14 août 2009 – Réponse à l’article de Bernard Mooney dans les affaires.com
http://www.lesaffaires.com/nouvelles/opinion/blogues/blogue.fr.html?handle=BernardMooney
Voici les grandes lignes de cet article…
… Les grandes sociétés financières canadiennes profitent de la récession et du marché baissier pour agrandir, renforcer leur monopole.
Les spécialistes eux expliqueront cela en parlant de consolidation.
Par exemple, les banques canadiennes ont profité du krach de 1987 pour prendre le contrôle quasi total du courtage en valeurs mobilières. Par la suite, ils ont fait de même avec le secteur des fonds communs.
C’est ainsi qu’en deux décennies, les financières canadiennes ont sans cesse agrandi leur monopole qui est devenu indécent. Au point où l’épargnant, l’investisseur et les gens d’affaires ont moins en moins de véritables options, de choix.
Et cela se poursuit. Hier, par exemple, Manuvie a acheté la société de fonds AIC, ajoutant 3,8 milliards d’actif sous gestion…
Bonjour Monsieur Mooney,
Vous touchez là le cœur du débat des services financiers : la concentration du pouvoir et, son revers, l’uniformité et la limitation des choix offerts aux clients.
Votre analyse est bien juste et la tendance est criante que tous les services financiers se retrouvent finalement dans les mains des banques et des compagnies d’assurances qui un jour finiront par se fusionner…
Un par un les indépendants sont forcés de se vendre à ces empires pour préserver leurs services personnalisés. Pensons simplement à Option Retraite et aux Fonds Everest. Car si leurs clients apprécient leurs services, ils ont désormais en tête la petite question : “Est-ce que cette firme pourrait être un futur Norbourg ou un Earl Jones ?” La sécurité semble avoir le dos bien large !
Peu à peu la rationalisation et la réduction des coûts feront leur œuvre afin d’améliorer la dernière ligne du bilan des géants : le profit. Cela deviendra une machine bien huilée à générer simplement des commissions. Le conseiller financier de monsieur et madame Toulemonde se rapprochera du format salarié avec bonus. Il y aura moins d’intérêt pour cette profession. Au détriment du choix et du service. Sauf pour ceux dont les actifs atteindront le seuil minimum requis pour obtenir des services personnalisés.

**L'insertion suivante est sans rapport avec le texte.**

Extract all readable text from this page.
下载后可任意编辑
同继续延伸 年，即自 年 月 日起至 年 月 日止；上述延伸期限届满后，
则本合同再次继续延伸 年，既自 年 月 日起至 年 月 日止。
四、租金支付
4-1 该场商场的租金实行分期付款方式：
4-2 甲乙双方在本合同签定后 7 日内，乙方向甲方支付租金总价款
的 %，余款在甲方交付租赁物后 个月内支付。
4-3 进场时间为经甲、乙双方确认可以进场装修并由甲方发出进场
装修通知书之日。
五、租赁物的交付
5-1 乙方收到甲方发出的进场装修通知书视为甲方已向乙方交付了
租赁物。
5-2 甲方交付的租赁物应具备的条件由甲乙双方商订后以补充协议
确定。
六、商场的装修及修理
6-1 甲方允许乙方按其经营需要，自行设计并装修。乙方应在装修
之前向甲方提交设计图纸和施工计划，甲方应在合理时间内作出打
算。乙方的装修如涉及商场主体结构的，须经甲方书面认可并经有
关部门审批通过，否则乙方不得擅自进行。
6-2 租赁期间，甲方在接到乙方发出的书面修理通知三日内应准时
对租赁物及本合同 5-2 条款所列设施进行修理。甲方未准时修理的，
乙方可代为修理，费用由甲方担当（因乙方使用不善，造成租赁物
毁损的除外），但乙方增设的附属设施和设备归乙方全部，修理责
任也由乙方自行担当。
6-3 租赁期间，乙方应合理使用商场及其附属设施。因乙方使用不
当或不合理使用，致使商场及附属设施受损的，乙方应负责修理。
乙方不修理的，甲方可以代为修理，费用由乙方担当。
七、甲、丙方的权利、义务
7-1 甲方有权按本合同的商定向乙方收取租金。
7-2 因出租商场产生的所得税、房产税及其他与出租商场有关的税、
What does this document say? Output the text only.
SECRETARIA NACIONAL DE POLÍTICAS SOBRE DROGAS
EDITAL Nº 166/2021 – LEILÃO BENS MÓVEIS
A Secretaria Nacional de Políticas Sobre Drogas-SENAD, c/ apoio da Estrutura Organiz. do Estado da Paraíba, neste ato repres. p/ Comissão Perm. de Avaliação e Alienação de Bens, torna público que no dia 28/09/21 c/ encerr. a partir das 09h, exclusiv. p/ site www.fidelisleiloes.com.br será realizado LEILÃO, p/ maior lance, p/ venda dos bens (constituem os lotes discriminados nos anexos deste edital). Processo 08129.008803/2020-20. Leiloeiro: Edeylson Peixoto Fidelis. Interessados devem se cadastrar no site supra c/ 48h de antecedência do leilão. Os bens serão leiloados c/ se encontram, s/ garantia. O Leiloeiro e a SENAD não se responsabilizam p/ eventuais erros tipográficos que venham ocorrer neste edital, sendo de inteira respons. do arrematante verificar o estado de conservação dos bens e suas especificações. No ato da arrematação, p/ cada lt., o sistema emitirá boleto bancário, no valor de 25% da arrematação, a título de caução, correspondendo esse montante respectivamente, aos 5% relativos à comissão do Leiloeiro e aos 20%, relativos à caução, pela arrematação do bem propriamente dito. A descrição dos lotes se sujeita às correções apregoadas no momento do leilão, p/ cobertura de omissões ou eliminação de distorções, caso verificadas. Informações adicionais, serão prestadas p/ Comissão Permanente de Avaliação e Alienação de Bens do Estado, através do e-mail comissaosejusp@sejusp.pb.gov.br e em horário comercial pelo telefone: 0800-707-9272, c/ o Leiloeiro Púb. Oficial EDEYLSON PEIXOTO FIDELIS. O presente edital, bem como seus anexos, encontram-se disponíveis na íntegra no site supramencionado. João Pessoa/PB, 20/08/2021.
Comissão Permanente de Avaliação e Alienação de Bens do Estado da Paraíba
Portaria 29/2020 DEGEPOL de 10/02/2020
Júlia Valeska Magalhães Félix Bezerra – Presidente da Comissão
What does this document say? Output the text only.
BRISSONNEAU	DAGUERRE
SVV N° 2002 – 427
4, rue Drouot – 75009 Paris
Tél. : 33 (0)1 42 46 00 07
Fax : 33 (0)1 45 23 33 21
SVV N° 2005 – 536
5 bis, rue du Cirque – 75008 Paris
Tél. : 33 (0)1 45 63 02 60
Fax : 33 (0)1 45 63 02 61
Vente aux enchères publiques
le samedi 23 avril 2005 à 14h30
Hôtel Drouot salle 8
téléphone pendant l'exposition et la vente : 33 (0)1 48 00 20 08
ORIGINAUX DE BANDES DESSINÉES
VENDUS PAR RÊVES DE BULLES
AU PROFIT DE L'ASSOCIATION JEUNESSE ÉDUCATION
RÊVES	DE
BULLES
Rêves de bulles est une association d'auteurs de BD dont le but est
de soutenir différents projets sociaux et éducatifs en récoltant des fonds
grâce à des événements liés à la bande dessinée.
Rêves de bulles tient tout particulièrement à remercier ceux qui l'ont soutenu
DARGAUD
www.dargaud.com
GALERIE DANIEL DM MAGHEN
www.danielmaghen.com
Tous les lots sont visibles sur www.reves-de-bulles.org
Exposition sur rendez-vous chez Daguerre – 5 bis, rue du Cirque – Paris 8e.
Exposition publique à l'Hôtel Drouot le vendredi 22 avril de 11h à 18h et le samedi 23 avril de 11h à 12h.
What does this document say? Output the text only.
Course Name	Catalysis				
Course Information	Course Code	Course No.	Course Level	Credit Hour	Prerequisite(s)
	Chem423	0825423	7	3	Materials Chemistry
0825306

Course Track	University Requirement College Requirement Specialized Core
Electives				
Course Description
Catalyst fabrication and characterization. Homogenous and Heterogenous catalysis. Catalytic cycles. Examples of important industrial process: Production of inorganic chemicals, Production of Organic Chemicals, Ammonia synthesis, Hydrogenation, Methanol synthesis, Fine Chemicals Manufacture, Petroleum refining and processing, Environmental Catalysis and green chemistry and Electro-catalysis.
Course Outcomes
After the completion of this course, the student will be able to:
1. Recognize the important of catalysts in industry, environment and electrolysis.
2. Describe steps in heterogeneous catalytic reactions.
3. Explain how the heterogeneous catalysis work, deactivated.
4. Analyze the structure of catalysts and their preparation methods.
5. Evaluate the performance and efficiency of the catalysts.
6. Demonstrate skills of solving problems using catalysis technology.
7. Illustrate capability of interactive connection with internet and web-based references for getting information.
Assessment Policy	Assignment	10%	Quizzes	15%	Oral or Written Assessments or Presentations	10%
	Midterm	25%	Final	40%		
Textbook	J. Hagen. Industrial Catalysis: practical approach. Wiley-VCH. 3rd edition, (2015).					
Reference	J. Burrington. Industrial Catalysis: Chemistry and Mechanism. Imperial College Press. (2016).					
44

Dans ce domaine des services financiers, le libre service pourrait bien continuer à exister sous forme d’une poudre aux yeux, mais les rendements, eux, seront extraordinairement tributaires des gros joueurs qui désormais influencent les bourses pour leurs propres intérêts. Bien loin de ceux des petits investisseurs… La situation actuelle, suite à la crise des subprimes, est si évidente ! Les récents profits de banques proviennent surtout des opérations de courtage sur les marchés financiers, très peu du détail ou du commercial…
La seule possibilité pour les investisseurs de forcer le système financier à leur octroyer des services adéquats, personnalisés et en lien avec l’économie réelle passe par l’éducation et l’expression des valeurs humaines. L’éducation nécessite une implication personnelle que ce soit dans des lectures (journaux, magazines, livres, blogues) et / ou dans des cours de formation. Mais surtout et aussi en posant des questions. Oui, en osant poser des questions. Et rappelez-vous bien ceci : il n’y a pas de questions stupides, mais c’est drôlement stupide de ne pas en poser !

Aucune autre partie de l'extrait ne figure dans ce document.